Le poème du dimanche : ‘‘Bruits dans la ville’’ de Hassan Najmi

Né en 1960 à Benhmed au Maroc, Hassan Najmi est poète, romancier, chercheur, journaliste. Fondateur de la Maison de la poésie du Maroc, actuellement, président du PEN club international-Maroc.

C’est une voix qui compte dans le paysage poétique et littéraire marocain et arabe. A publié une dizaine de recueils.

Poésie dans la mêlée sociale, ouverte sur la poésie internationale. Son œuvre est couronnée de succès et de distinctions littéraires.

Quelques titres : Petite vie, 1995; Tombé à l’insu, Un Mal comme l’Amour, 2011.

Tahar Bekri

Le soir – dans la capitale

Le mur que j’aperçois depuis la fenêtre se met à s’obscurcir

(Image d’un mur qui s’enténèbre dans un vieux bagne)
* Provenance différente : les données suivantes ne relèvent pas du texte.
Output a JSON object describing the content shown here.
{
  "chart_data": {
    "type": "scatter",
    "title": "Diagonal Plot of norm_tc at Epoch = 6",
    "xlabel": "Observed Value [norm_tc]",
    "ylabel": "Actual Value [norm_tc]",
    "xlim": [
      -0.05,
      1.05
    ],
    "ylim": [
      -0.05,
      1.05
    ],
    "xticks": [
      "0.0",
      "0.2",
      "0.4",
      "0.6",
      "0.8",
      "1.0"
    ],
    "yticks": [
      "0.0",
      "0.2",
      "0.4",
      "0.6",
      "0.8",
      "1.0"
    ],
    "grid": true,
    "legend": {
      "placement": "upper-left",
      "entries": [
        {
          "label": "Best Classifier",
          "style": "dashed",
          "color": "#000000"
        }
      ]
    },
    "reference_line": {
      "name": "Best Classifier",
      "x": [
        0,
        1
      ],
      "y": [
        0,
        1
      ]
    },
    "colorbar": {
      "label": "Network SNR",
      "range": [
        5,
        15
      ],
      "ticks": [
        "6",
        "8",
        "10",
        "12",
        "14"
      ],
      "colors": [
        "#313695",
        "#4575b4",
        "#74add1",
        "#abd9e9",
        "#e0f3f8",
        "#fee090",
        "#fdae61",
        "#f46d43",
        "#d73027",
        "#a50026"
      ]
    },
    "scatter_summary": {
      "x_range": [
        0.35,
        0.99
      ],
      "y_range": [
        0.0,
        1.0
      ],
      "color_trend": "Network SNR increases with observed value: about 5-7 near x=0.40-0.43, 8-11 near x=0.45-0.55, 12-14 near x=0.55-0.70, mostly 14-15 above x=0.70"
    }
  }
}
Claquements de fenêtre qu’on ferme dans l’immeuble

(Il y a peu, les cellules ont été verrouillées. Grincement du portail de

fer)

Ce qu’il y a de plus beau à Rabat

Est que la nuit s’installe si tôt !

(Ce qu’il y a de plus beau dans une prison est que l’on quitte le

monde, les hommes !)

Il n’y a plus rien à craindre

Ici, tous les maux nichent derrière les portes

Les prisonniers sont là

Les hommes libres aussi

Et nous –

Nous en qui l’espoir a pourri

Nous parlons à demi-mots

Aimons juste avec la moitié du cœur 

Avec la moitié du poumon

Et à mesure

Nous qui avions écorché nos gorges

– Notre voix ayant baissé d’un ton –

Avons un timbre enroué comme dans un chant ivre

Nous épargnons nos derniers souffles

Et chantons toute la nuit

Et au petit matin

Nous faisons une courte promenade dans la prison sous le soleil

Et quand à nouveau le mur s’obscurcit –

Nous reprenons le chant

Personne n’entend nos demi-voix

Là-bas dans les cellules du vieux pénitencier. Ici, dans la capitale

Trad. par Rachid Khaless et Asmae Khalla

Un Mal comme l’Amour, 2011 (Préface de Tahar Ben Jelloun).